Note SHIETRA & PARTNERS: Dari paradigma diatas, kita sudah dapat menarik suatu inferensi, bahwasannya Mahkamah Agung membuat embarkasi yang tegas antara dua entitas korporasi dengan manusia selaku pengurus korporasi. Senyatanya, antara korporasi dengan pelaku otak korporasi tak mungkin dapat dipisahkan satu sama lain.
BAB III
TATA CARA PENANGANAN PERKARA
Bagian Kesatu
Pertanggungjawaban Pidana Korporasi dan Pengurus
Pasal 3
Tindak pidana oleh Korporasi merupakan tindak pidana yang dilakukan oleh orang berdasarkan hubungan kerja, atau berdasarkan hubungan lain, baik sendiri-sendiri maupun bersama-sama yang bertindak untuk dan atas nama Korporasi di dalam maupun di luar Lingkungan Korporasi.
Note SHIETRA & PARTNERS: Mahkamah Agung sendiri telah bersikap rancu dengan tidak mengakui adanya faktor pelaku penyertaan dalam konsepsi “Tindak Pidana oleh Korporasi” tersebut diatas. Bagaimana mungkin, pelaku “turut serta/perbantuan” lolos dari ancaman pidana hanya karena mengatasnamakan korporasi?
Pasal 4
(1) Korporasi dapat dimintakan pertanggungjawaban pidana sesuai dengan ketentuan pidana Korporasi dalam undang-undang yang mengatur tentang Korporasi.

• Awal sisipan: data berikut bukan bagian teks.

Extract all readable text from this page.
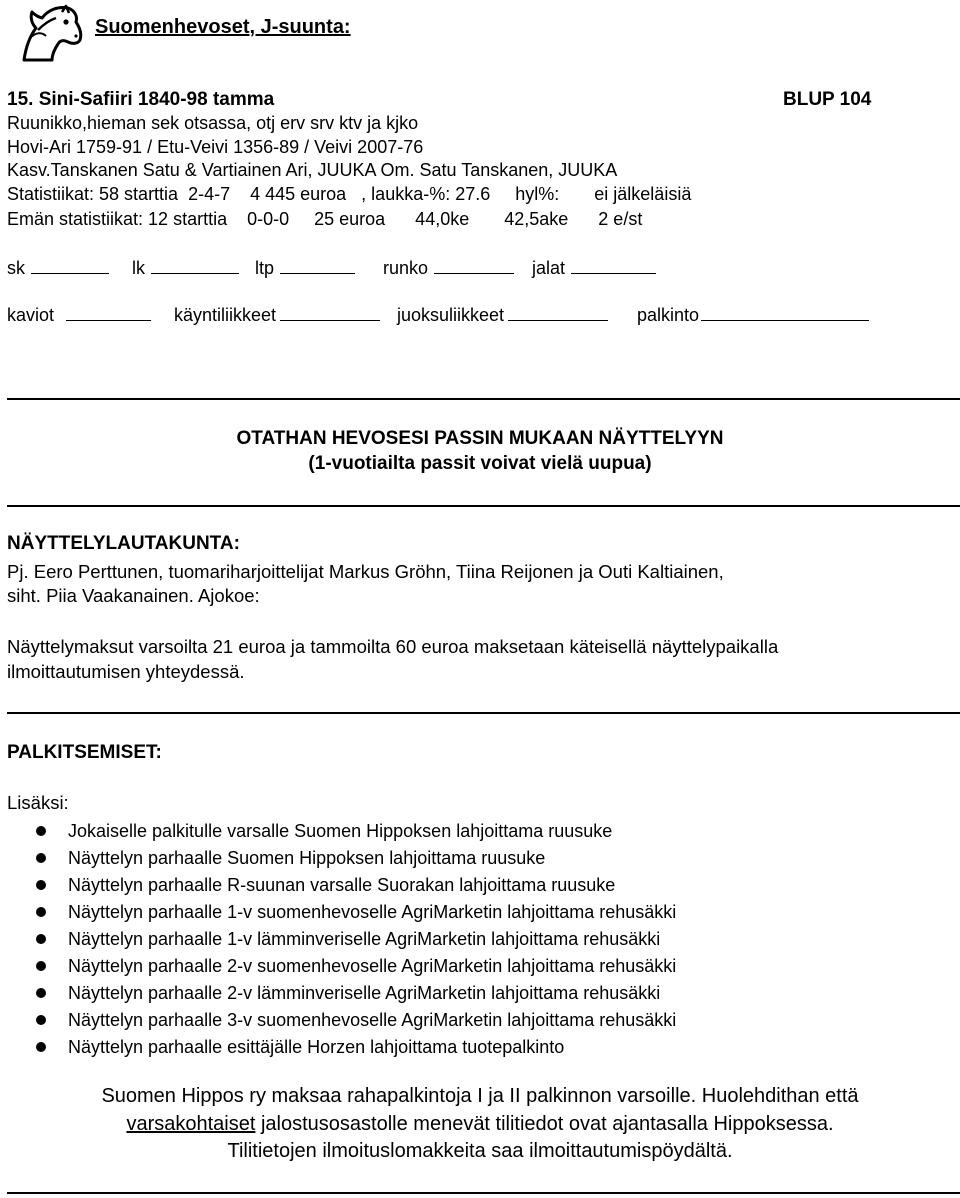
Suomenhevoset, J-suunta:
15. Sini-Safiiri 1840-98 tamma	BLUP 104
Ruunikko,hieman sek otsassa, otj erv srv ktv ja kjko
Hovi-Ari 1759-91 / Etu-Veivi 1356-89 / Veivi 2007-76
Kasv.Tanskanen Satu & Vartiainen Ari, JUUKA Om. Satu Tanskanen, JUUKA
Statistiikat: 58 starttia  2-4-7    4 445 euroa   , laukka-%: 27.6     hyl%:       ei jälkeläisiä
Emän statistiikat: 12 starttia    0-0-0     25 euroa      44,0ke       42,5ake      2 e/st
sk	lk	ltp	runko	jalat
kaviot	käyntiliikkeet	juoksuliikkeet	palkinto
OTATHAN HEVOSESI PASSIN MUKAAN NÄYTTELYYN
(1-vuotiailta passit voivat vielä uupua)
NÄYTTELYLAUTAKUNTA:
Pj. Eero Perttunen, tuomariharjoittelijat Markus Gröhn, Tiina Reijonen ja Outi Kaltiainen,
siht. Piia Vaakanainen. Ajokoe:
Näyttelymaksut varsoilta 21 euroa ja tammoilta 60 euroa maksetaan käteisellä näyttelypaikalla
ilmoittautumisen yhteydessä.
PALKITSEMISET:
Lisäksi:
Jokaiselle palkitulle varsalle Suomen Hippoksen lahjoittama ruusuke
Näyttelyn parhaalle Suomen Hippoksen lahjoittama ruusuke
Näyttelyn parhaalle R-suunan varsalle Suorakan lahjoittama ruusuke
Näyttelyn parhaalle 1-v suomenhevoselle AgriMarketin lahjoittama rehusäkki
Näyttelyn parhaalle 1-v lämminveriselle AgriMarketin lahjoittama rehusäkki
Näyttelyn parhaalle 2-v suomenhevoselle AgriMarketin lahjoittama rehusäkki
Näyttelyn parhaalle 2-v lämminveriselle AgriMarketin lahjoittama rehusäkki
Näyttelyn parhaalle 3-v suomenhevoselle AgriMarketin lahjoittama rehusäkki
Näyttelyn parhaalle esittäjälle Horzen lahjoittama tuotepalkinto
Suomen Hippos ry maksaa rahapalkintoja I ja II palkinnon varsoille. Huolehdithan että
varsakohtaiset jalostusosastolle menevät tilitiedot ovat ajantasalla Hippoksessa.
Tilitietojen ilmoituslomakkeita saa ilmoittautumispöydältä.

(2) Dalam menjatuhkan pidana terhadap Korporasi, Hakim dapat menilai kesalahan Korporasi sebagaimana ayat (1) antara lain:
a. Korporasi dapat memperoleh keuntungan atau manfaat dari tindak pidana tersebut atau tindak pidana tersebut dilakukan untuk kepentingan Korporasi;
b. Korporasi membiarkan terjadinya tindak pidana; atau
c. Korporasi tidak melakukan langkah-langkah yang diperlukan untuk melakukan pencegahan, mencegah dampak yang lebih besar dan memastikan kepatuhan terhadap ketentuan hukum yang berlaku guna menghindari terjadinya tindak pidana.
Pasal 5
Dalam hal seorang atau lebih Pengurus Korporasi berhenti, atau meninggal dunia tidak mengakibatkan hilangnya pertanggungjawaban Korporasi.
Bagian Kedua
Pertanggungjawaban Grup Korporasi
Pasal 6
Dalam hal tindak pidana dilakukan oleh Korporasi dengan melibatkan induk Korporasi dan/atau Korporasi subsidiari dan/atau Korporasi yang mempunyai hubungan dapat dipertanggungjawabkan secara pidana sesuai dengan peran masing-masing.
Bagian Ketiga
Pertanggungjawaban Korporasi dalam Penggabungan, Peleburan, Pemisahan dan Pembubaran Korporasi
Pasal 7
(1) Dalam hal terjadi penggabungan atau peleburan Korporasi maka pertanggungjawaban pidana dikenakan sebatas nilai harta kekayaan atau aset yang ditempatkan terhadap Korporasi yang menerima penggabungan atau Korporasi hasil peleburan.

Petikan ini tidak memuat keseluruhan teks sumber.